However, in infantile onset patients, the clinical manifestations are somehow similar among all types of lipid dysmetabolism, including hypotonia, hypoketotic hypoglycemic encephalopathy, hepatomegaly and cardiomyopathy. In this review, we would like to go through CPTII and VLCAD deficiencies briefly but mainly focus on four LSMs with known causative genes, PCD, MADD, NLSDI and NLSDM. Inhibitors,research,lifescience,medical Carnitine palmitoyltransferase
II deficiency (CPTII deficiency) CPTII, located at the inner mitochondrial membrane, is responsible for the transfer of long-chain acyl-CoA (Fig. 1), thus the defects in CPTII would apparently affect the access of long-chain acyl-CoA to β-oxidation. CPTII deficiency caused
by the mutations Inhibitors,research,lifescience,medical in the CPT2 gene is the first inherited defect of fatty acid oxidation to be identified (2). Three clinical subtypes, neonatal, infantile and mild late-onset forms, have been described but muscular symptoms including recurrent rhabdomyolysis and muscle pain after long-term exercise were mainly associated with the late-onset form (3). Infantile cases usually present recurrent attacks of acute liver failure with hypoketotic hypoglycemia, cardiomyopathy and sudden Inhibitors,research,lifescience,medical death while neonatal-onset patients demonstrate a more severe phenotype with dysmorphic features. There is a good correlation between genotype, metabolic dysfunction and phenotype as null or truncated mutations often cause absent enzyme activity and earlier-onset phenotype (2).
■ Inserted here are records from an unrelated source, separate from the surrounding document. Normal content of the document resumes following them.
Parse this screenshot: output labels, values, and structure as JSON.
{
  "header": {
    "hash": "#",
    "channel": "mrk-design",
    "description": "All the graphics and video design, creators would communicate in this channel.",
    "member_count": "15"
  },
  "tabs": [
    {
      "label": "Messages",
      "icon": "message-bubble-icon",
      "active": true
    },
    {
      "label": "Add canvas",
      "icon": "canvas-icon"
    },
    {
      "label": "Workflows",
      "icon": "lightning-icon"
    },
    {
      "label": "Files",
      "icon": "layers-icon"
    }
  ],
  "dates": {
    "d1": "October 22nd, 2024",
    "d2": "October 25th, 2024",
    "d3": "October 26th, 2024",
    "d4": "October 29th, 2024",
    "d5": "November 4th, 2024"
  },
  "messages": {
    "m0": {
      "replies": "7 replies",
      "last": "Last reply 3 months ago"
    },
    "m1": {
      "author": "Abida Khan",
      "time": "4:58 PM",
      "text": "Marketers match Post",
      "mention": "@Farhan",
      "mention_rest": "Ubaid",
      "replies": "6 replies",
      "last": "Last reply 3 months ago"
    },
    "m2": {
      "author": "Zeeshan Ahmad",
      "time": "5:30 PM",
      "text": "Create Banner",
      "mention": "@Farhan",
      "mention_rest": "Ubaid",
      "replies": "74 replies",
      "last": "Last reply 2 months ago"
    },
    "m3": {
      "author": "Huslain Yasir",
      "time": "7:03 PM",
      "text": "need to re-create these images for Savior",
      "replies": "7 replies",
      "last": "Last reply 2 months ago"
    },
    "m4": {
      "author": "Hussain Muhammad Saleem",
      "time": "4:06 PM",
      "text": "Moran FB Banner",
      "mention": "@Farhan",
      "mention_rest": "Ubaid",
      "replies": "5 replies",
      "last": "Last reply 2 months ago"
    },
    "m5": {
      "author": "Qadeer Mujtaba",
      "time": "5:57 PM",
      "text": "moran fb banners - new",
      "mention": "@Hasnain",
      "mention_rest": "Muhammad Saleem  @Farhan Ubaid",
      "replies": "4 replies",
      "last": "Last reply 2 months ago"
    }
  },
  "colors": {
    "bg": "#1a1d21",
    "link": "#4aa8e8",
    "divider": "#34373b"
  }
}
A common mutation, p.S113L, has been found in more than 50% of Inhibitors,research,lifescience,medical mutant alleles in mild late-onset patients. Figure 1. Scheme of selected metabolic pathways of lipid. (OCTN2: plasma membrane sodium-dependent Inhibitors,research,lifescience,medical carnitine transporter; TG: triglycerides; DG: diglycerides; ATGL: adipose triglyceride lipase; CGI-58: comparative
gene identification-58; CPTI: carnitine palmitoyltransferase I; … Metabolic profiles in CPTII deficiency patients usually show increased long-chain acylcarnitines. Creatine kinase (CK) level is markedly elevated after prolonged fasting or exercise. Muscle pathology is typically characterized by Selleck PF-477736 nonspecific secondly changes without increased lipid droplets. Therefore, enzymatic assay in leukocyte, cultured fibroblasts or biopsied muscles may be the most reliable diagnostic test, as well as the mutation analysis for CPT2. The treatment for CPTII deficiency is mainly dependent on restricting the diet and avoiding fasting. Long-chain fat –restricted diet with medium-chain triglycerides (MCT) supplementation is recommended (4). Recently, bezafibrate, a commonly used hypolipidemic drug, has shown to restore the capacity for normal fatty acid oxidation in muscle cells from patients with a mild form of CPTII deficiency (5).